Since the Government’s White Paper was announced last month there has been much discussion in landlord forums regarding proposals to make renting with pets easier.
Some tenants express their desire to own a pet as the main reason that they need to leave a rental property, and prospective tenants with pets are presented with an even further reduced rental market. The White Paper looks to redress this balance between landlords and tenants, so why is this such a hot topic?
Naturally, landlords are concerned about damage to their properties. Next, the home furnishing and fashion company surveyed 2,000 pet owners. They found that dog and cat owners are spending on average £4,231 over their pet’s lifetimes to cover accidental pet-related damage and cleaning costs.
The survey determined that the most common item in need of replacement was bedding, sofas and cushions, which won’t affect landlords of unfurnished properties. However other common items requiring replacement were carpets, electricals and internal doors.
Another survey commissioned by a leading industry supplier of letting properties highlights that three in four landlords who reported damage caused by pets just over half were unable to recover their costs of repair. Thus impacting not just on profits but also the time taken to return their property back to its original state.

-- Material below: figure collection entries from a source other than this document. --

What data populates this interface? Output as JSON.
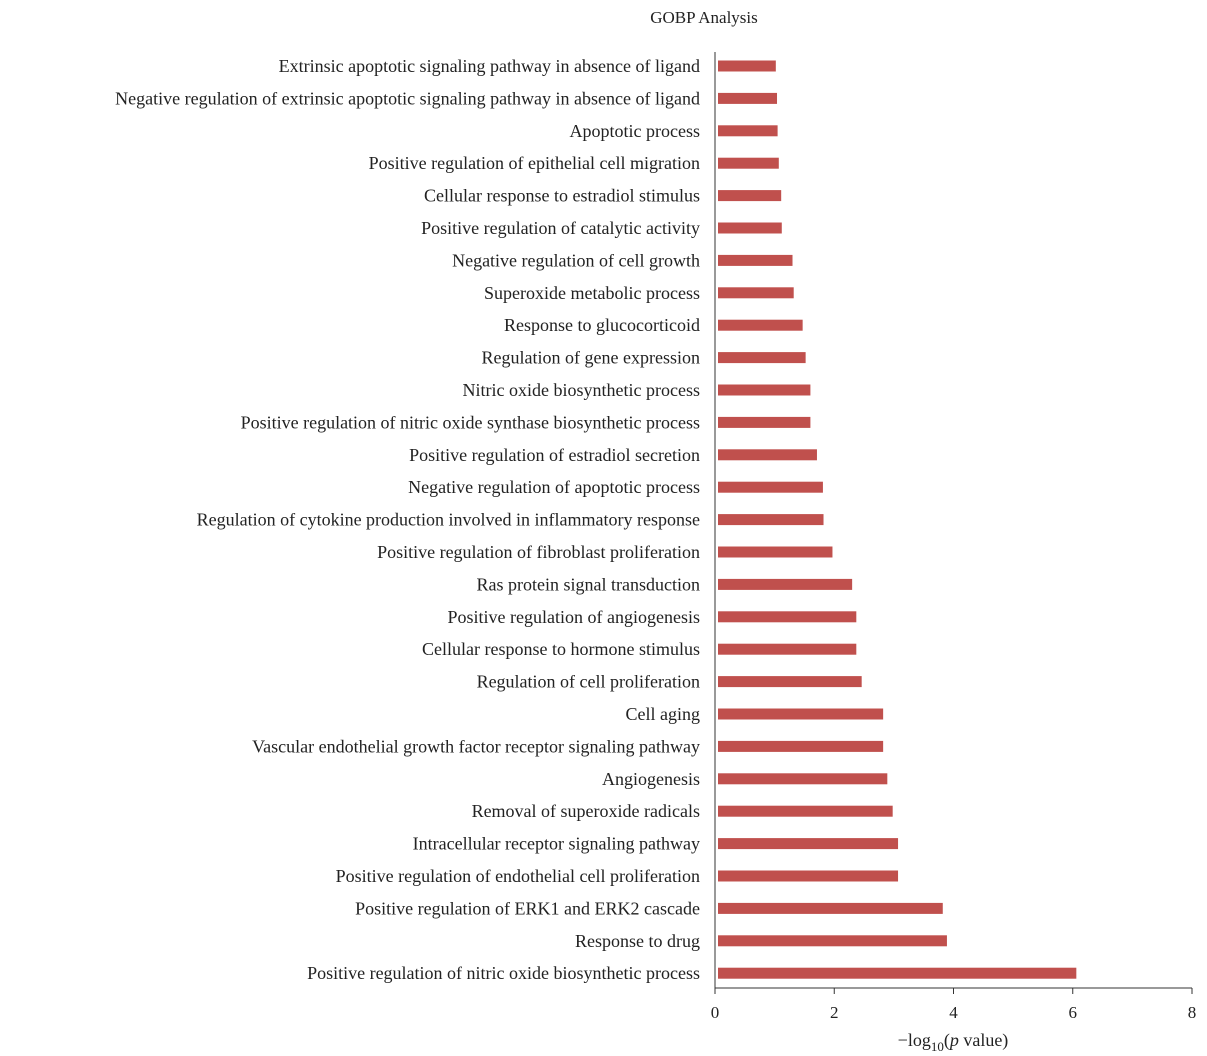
{
  "chart_data": {
    "type": "bar",
    "orientation": "horizontal",
    "title": "GOBP Analysis",
    "xlabel": "−log10(p value)",
    "xlabel_parts": {
      "prefix": "−log",
      "sub": "10",
      "open": "(",
      "italic": "p",
      "rest": " value)"
    },
    "ylabel": "",
    "xlim": [
      0,
      8
    ],
    "xticks": [
      "0",
      "2",
      "4",
      "6",
      "8"
    ],
    "grid": false,
    "legend": "none",
    "bar_color": "#c0504d",
    "categories": [
      "Extrinsic apoptotic signaling pathway in absence of ligand",
      "Negative regulation of extrinsic apoptotic signaling pathway in absence of ligand",
      "Apoptotic process",
      "Positive regulation of epithelial cell migration",
      "Cellular response to estradiol stimulus",
      "Positive regulation of catalytic activity",
      "Negative regulation of cell growth",
      "Superoxide metabolic process",
      "Response to glucocorticoid",
      "Regulation of gene expression",
      "Nitric oxide biosynthetic process",
      "Positive regulation of nitric oxide synthase biosynthetic process",
      "Positive regulation of estradiol secretion",
      "Negative regulation of apoptotic process",
      "Regulation of cytokine production involved in inflammatory response",
      "Positive regulation of fibroblast proliferation",
      "Ras protein signal transduction",
      "Positive regulation of angiogenesis",
      "Cellular response to hormone stimulus",
      "Regulation of cell proliferation",
      "Cell aging",
      "Vascular endothelial growth factor receptor signaling pathway",
      "Angiogenesis",
      "Removal of superoxide radicals",
      "Intracellular receptor signaling pathway",
      "Positive regulation of endothelial cell proliferation",
      "Positive regulation of ERK1 and ERK2 cascade",
      "Response to drug",
      "Positive regulation of nitric oxide biosynthetic process"
    ],
    "values": [
      1.02,
      1.04,
      1.05,
      1.07,
      1.11,
      1.12,
      1.3,
      1.32,
      1.47,
      1.52,
      1.6,
      1.6,
      1.71,
      1.81,
      1.82,
      1.97,
      2.3,
      2.37,
      2.37,
      2.46,
      2.82,
      2.82,
      2.89,
      2.98,
      3.07,
      3.07,
      3.82,
      3.89,
      6.06
    ]
  }
}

The White Paper will ‘give tenants the right to request a pet in their property, which the landlord must consider and cannot reasonably refuse.’ There is also a move to amend the Tenant Fees Act 2019 so that landlords can request that tenants buy pet insurance.
This would ensure that damages are covered however landlords on a number of forums are concerned about the practicalities of policing tenants to obtain and maintain a pet insurance policy on their behalf.
Research done by pro pet group AdvoCATS, suggests that half of the landlords surveyed would prefer any pet damage policies to be in their name with tenants paying the relevant premiums in with their monthly rent. The only other options would be to increase tenancy deposits to cover damages or increase rental charges which are not beneficial to the tenants.
Following the changes at the top of the Department of Levelling Up, Housing and Communities, the Government department pushing forward the White Paper, there may be further developments and changes to this proposal as it makes its way through Parliament.
Our lettings experts will continue to monitor the progress and how these affect both landlords and tenants.